CVE is a standardized identification system that assigns unique identifiers to publicly known cybersecurity vulnerabilities, enabling consistent tracking and communication across security tools.

What is CVE?

CVE (Common Vulnerabilities and Exposures) is a system that provides unique identifiers (CVE IDs) for publicly known cybersecurity vulnerabilities. Maintained by MITRE and funded by CISA, CVE provides a standardized reference for vulnerability identification, enabling consistent communication and coordination across security tools, databases, and organizations worldwide.

How are CVE IDs structured?

CVE IDs follow the format CVE-YYYY-NNNNN where YYYY is the year the ID was assigned and NNNNN is a sequential number. For example, CVE-2021-44228 identifies the Log4Shell vulnerability. The numbering system supports IDs with four or more digits to accommodate the growing volume of reported vulnerabilities each year.

Who assigns CVE IDs?

CVE IDs are assigned by CVE Numbering Authorities (CNAs), which include software vendors (Microsoft, Google, Apple), security research organizations, and MITRE as the primary CNA. Over 300 CNAs worldwide can assign CVE IDs for vulnerabilities in their scope, enabling distributed identification as vulnerability volume grows.

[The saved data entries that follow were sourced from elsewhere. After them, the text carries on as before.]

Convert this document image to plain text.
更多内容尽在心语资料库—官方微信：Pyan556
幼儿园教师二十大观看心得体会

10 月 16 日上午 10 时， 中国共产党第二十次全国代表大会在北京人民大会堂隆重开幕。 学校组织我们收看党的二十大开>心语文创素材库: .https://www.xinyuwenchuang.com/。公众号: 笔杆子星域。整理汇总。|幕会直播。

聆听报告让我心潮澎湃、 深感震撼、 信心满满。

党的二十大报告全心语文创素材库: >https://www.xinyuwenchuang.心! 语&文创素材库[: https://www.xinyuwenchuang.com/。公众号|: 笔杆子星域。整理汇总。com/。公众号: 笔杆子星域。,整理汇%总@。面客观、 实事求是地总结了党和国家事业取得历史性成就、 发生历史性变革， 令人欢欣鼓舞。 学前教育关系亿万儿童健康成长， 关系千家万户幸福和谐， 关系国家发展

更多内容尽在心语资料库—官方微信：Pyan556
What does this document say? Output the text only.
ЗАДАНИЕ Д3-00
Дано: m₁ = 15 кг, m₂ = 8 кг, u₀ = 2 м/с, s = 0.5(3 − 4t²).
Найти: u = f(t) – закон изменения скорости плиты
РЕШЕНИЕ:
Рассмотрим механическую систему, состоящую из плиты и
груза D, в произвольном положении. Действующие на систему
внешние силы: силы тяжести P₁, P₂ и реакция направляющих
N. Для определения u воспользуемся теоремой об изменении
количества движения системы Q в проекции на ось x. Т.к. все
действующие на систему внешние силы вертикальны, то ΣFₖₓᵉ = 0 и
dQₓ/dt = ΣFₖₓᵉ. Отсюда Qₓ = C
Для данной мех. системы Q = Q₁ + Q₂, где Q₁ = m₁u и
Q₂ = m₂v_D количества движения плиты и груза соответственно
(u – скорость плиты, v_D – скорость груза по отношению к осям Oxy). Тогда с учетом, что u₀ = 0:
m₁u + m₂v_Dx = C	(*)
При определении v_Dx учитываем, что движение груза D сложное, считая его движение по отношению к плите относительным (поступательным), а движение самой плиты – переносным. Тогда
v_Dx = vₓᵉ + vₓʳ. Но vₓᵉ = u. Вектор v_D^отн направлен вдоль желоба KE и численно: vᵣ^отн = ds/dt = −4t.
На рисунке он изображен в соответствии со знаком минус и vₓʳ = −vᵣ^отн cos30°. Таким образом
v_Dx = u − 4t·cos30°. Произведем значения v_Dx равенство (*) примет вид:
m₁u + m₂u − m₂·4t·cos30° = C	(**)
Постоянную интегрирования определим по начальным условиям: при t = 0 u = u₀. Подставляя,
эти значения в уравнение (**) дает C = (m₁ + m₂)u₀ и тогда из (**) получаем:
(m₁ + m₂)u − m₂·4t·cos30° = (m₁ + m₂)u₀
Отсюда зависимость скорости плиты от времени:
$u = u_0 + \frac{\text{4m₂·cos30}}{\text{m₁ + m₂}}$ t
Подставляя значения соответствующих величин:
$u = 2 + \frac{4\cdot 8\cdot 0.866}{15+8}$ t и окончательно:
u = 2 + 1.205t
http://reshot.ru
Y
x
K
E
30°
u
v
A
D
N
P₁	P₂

What information does a CVE entry contain?

A CVE entry contains the unique identifier, a brief description of the vulnerability, references to advisories and patches, affected product and version information, and links to detailed analysis in the NVD (National Vulnerability Database). The NVD enriches CVE entries with CVSS scores, CWE classifications, and CPE identifiers.

How does CVE relate to the NVD?

The NVD (National Vulnerability Database) is a NIST-maintained database that builds upon CVE data by adding CVSS severity scores, CWE weakness classifications, CPE product identifiers, and remediation information. CVE provides the unique identifier while NVD provides the enriched analysis that vulnerability management tools consume.

How do organizations use CVE in vulnerability management?

Organizations use CVE IDs to consistently track vulnerabilities across scanning tools, advisories, and patches. Vulnerability scanners report findings using CVE IDs, enabling correlation with patch management systems, threat intelligence feeds, and compliance requirements. CVE provides the common language linking discovery to remediation.

What happens when a CVE is disputed or rejected?

CVE entries can be disputed when affected vendors or researchers disagree with the vulnerability assessment. Disputed CVEs are marked but not removed. Rejected CVEs (typically duplicates or invalid reports) are kept in the database with a rejected status to prevent ID reuse and maintain historical record integrity.

How does CVE support penetration testing?

Penetration testers reference CVE IDs in reports to provide clients with standardized vulnerability identification that maps to vendor patches, CVSS scores, and exploit databases. CVE references enable clients to quickly locate remediation guidance, verify patching status, and track vulnerability resolution across their environment.